30.6.11

Il tenente Colombo. La maieutica della colpa (di Nefeli Misuraca)

In “il manifesto blog” la sezione Poltergeist - Il piccolo grande schermo americano, curata da Nefeli Misuraca, fornisce una lettura assai acuta del tenente Colombo, non investigatore ma analista maieutico, eccitatore del senso di colpa. A me pare tuttavia fuori bersaglio il considerarlo un non-personaggio. Colombo ha in realtà dei tratti inconfondibili: la tigna, l’onestà, l’indipendenza, la mancanza di qualsiasi complesso verso i ricchi e i potenti; e poi la sbadataggine, l’umanità, la logica stringente e un vecchio impermeabile; un cane (dog) che si chiama Cane (Dog); una moglie che non si vede mai ma è sempre presente.
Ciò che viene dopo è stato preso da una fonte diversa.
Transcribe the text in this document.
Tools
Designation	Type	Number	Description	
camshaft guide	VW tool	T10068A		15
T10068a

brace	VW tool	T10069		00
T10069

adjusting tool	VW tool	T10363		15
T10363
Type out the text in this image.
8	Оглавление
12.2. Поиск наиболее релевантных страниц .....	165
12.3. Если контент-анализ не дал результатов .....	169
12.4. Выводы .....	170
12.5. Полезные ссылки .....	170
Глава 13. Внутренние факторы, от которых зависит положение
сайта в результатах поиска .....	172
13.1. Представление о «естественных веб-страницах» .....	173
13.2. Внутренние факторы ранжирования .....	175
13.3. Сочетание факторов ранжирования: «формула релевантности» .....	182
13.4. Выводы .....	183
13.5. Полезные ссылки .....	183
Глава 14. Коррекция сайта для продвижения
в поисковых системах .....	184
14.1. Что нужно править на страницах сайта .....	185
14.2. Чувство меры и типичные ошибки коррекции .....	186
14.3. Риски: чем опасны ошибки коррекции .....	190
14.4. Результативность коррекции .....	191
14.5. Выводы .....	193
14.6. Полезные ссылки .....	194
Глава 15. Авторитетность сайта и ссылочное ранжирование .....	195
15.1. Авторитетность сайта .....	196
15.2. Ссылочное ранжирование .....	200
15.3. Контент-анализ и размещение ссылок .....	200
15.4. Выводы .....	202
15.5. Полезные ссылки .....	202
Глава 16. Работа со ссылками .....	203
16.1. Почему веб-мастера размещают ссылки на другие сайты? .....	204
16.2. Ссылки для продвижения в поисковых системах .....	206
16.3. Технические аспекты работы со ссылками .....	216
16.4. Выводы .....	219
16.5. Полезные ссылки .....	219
Per un personaggio basta e avanza. (S.L.L.)
Il tenente Colombo è riuscito a costruirsi una nicchia d’eternità nella storia della crime story pur non essendo veramente un personaggio. L’investigatore stropicciato ha attraversato vent’anni di televisione senza mai dare alcuna informazione su di sé – quando gli chiedono quale sia il suo nome, risponde: “tenente” – citando spesso una moglie che nessuno ha mai visto e dichiarando di essere appassionato di ciò che appassiona i criminali con cui ha a che fare. Perché il tenente Colombo non è un investigatore: lui sa già fin dall’inizio chi ha commesso il delitto e il suo ruolo è quello del demone socratico che induce il colpevole a confessare. Nella linea dei detective nati dagli scrittori del XIX secolo, Colombo rientra certamente nella categoria dostojevskiana creata dall’ispettore Porfirij, che indaga sugli omicidi commessi da Raskolnikov in Delitto e castigo. Porfirij, cioè “rosso” in lingua russa, è l’alter ego di Raskolnikov, il cui nome, Rodiòn, significa anche rosso. Nel romanzo Raskolnikov è convinto che Porfirij sappia che è stato lui a uccidere le due vecchie e l’insistente presenza del poliziotto nella sua vita è il motivo principale per cui, alla fine, il protagonista confessa.
Colombo assilla gli assassini in modo simile, intromettendosi sempre come una fastidiosa, incancellabile coscienza che, senza far altro che essere presente, chiude sempre i casi con una confessione. In questo senso il tenente non è il classico investigatore a cui siamo abituati perché non ci sono misteri – nemmeno per lo spettatore che sa tutto fin dall’inizio – e le puntate hanno il fascino di un test psicologico che rivela, infallibilmente, la potenza del senso di colpa. Questa funzione maieutica del detective meno detective della storia riporta la figura del garante della giustizia a quella del controllore delle coscienze, al ruolo socratico della guida che stringe sempre anche i più cinici criminali a riconoscere la potenza della legge morale dentro di noi.
Posizionato a metà tra Socrate e Kant, Colombo ha segnato la storia della televisione complicando l’ovvietà del suo ruolo sociale ed eludendo le necessità del suo ruolo narrativo: è uno schiaffo all’ipercorrettismo della generazione CSI, della fiducia nella scienza e nella tecnica; il tenente ritardatario e ripetitivo non ha bisogno di scoprire ciò che, proprio perché è avvenuto, si pone come esistente.
Peter Falk è morto ma Colombo, non essendo mai stato veramente vivo, nemmeno come personaggio, resterà come metafora eterna dell’incancellabilità della macchia, e se si polemizza molto oggi sui rischi offerti dalle serie come Law & Order e CSI, perché sembrano indicare con precisione cosa fare e cosa non fare per ottenere il delitto perfetto, agli occhi di una figura come Colombo il delitto perfetto non può esistere, perché ogni atto compiuto diventa immediatamente e incancellabilmente evidente.